Czekają pod telefonem
- Klienci przyjeżdżają i zostawiają u nas kontakty. Dzwonimy do nich, gdy dostajemy węgiel - wyjaśnia Jerzy Czop.
Przedsiębiorca ma nadzieję, że do listopada uda się przywrócić płynność w sprzedaży węgla. - Nie byłoby problemu, gdyby kopalnie od początku roku dostarczały nam tyle węgla, ile zamówiliśmy - mówi.
Skład Jerzego Czopa nie otrzymał siedemnastu tirów węgla. Na jednym tirze mieści się 27 ton.
Podobnie sytuacja wygląda w składach opały w powiecie nowosądeckim.
- W tym roku nasi klienci muszą czekać w kolejkach - przyznaje Rozalia Kowalczyk, właścicielka składu materiałów budowlanych i opału MTM w Rytrze.
Osoby zapisane na listę muszą czekać na węgiel nawet miesiąc. Rozalia Kowalczyk przyznaje, że odkąd prowadzi interes, nie pamięta takiej sytuacji, jak w tym roku.
- Nie wiemy, skąd się biorą problemy z dostawami - mówi właścicielka składu.
Jest coraz drożej
Ograniczona dostępność węgla na rynku to nie jedyny problem.

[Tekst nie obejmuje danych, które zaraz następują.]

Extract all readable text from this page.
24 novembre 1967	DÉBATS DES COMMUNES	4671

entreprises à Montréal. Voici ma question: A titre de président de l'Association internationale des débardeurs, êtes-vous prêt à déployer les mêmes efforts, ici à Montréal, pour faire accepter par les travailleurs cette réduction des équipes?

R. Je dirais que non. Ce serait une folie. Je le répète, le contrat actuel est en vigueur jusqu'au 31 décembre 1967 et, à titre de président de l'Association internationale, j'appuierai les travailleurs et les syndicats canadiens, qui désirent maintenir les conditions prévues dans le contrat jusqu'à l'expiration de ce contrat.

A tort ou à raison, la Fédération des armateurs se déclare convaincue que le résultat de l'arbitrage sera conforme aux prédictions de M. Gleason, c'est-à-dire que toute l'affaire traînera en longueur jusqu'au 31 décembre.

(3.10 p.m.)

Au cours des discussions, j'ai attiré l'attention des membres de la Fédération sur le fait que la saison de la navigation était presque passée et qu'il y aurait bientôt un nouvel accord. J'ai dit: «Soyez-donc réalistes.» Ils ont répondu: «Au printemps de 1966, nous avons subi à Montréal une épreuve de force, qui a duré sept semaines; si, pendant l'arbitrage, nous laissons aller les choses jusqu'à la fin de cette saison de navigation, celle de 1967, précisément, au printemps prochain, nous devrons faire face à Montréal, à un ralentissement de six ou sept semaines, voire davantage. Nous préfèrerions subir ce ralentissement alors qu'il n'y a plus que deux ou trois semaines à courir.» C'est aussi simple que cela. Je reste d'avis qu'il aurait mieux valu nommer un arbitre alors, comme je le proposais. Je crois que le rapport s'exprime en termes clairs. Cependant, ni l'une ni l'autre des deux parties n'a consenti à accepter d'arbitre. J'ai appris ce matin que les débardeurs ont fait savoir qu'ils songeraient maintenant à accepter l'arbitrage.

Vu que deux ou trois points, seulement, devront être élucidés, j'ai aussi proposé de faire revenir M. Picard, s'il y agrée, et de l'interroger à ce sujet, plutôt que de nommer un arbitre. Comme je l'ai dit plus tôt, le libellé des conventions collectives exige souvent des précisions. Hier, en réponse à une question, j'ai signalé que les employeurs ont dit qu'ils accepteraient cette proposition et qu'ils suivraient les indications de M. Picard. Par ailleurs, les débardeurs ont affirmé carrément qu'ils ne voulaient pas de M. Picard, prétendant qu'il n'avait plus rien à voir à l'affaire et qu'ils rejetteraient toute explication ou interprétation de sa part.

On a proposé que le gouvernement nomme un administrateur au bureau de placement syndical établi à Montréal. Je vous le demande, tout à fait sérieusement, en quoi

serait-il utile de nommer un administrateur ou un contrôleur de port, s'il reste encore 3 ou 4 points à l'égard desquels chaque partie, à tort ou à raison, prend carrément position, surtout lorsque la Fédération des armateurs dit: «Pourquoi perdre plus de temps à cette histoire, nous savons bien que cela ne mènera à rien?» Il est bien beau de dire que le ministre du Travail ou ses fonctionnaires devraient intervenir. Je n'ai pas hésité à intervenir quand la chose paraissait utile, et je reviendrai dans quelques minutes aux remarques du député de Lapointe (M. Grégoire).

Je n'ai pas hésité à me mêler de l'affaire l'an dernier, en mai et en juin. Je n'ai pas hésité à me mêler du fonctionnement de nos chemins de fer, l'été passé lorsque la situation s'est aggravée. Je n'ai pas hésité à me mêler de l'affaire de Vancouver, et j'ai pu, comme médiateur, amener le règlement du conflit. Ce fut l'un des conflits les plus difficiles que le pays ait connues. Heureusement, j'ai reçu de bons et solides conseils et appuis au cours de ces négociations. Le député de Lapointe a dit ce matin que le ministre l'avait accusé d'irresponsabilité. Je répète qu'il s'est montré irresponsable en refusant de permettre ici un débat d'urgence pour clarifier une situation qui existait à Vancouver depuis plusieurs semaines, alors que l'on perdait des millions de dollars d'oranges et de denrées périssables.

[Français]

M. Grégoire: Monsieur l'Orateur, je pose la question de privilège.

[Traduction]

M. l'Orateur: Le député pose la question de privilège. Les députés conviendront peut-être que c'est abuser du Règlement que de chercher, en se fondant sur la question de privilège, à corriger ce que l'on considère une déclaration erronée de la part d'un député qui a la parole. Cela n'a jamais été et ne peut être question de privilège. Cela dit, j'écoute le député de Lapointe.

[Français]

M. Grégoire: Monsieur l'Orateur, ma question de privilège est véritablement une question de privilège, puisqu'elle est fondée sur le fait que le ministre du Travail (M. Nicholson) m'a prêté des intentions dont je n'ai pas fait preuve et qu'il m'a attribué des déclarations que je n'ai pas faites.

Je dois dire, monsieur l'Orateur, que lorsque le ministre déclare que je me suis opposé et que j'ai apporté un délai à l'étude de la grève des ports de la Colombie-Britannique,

Dodatkowo cena opału ciągle rośnie.
W składzie Jerzego Czopa w Nowym Sączu drobny węgiel kosztuje 900 zł za tonę, gruby węgiel to koszt 1000 zł za tonę.
- Tylko w sierpniu były dwie podwyżki cen - zauważa przedsiębiorca.
Podobnie sytuacja wygląda w Rytrze. - Od początku tego roku cena węgla wzrosła o 150 zł za tonę - zauważa Rozalia Kowalczyk.
Mieszkańcy Sądecczyzny, którzy ogrzewają domy węglem, zaczynają się niepokoić.
- Przespałem zakup węgla latem, teraz muszę czekać w kolejce. Zamówiony węgiel mam mieć dostarczony dopiero w listopadzie - mówi Jerzy Kamycki. Na szczęście ma jeszcze trochę zapasów węgla z ubiegłego sezonu grzewczego. - Jak się zrobi chłodno, to przytulę się do żony i jakoś przetrwamy - żartuje.
Pojawił się również problem z dostępnością ekogroszku.
Ewa Barczyk czeka w kolejce na wysokiej jakości, kaloryczny ekogroszek, który w poprzednich latach był dostępny na bieżąco.
O niedobory węgla chcieliśmy zapytać w Polskiej Grupie Górniczej. Rzecznik prasowy spółki był jednak nieuchwytny.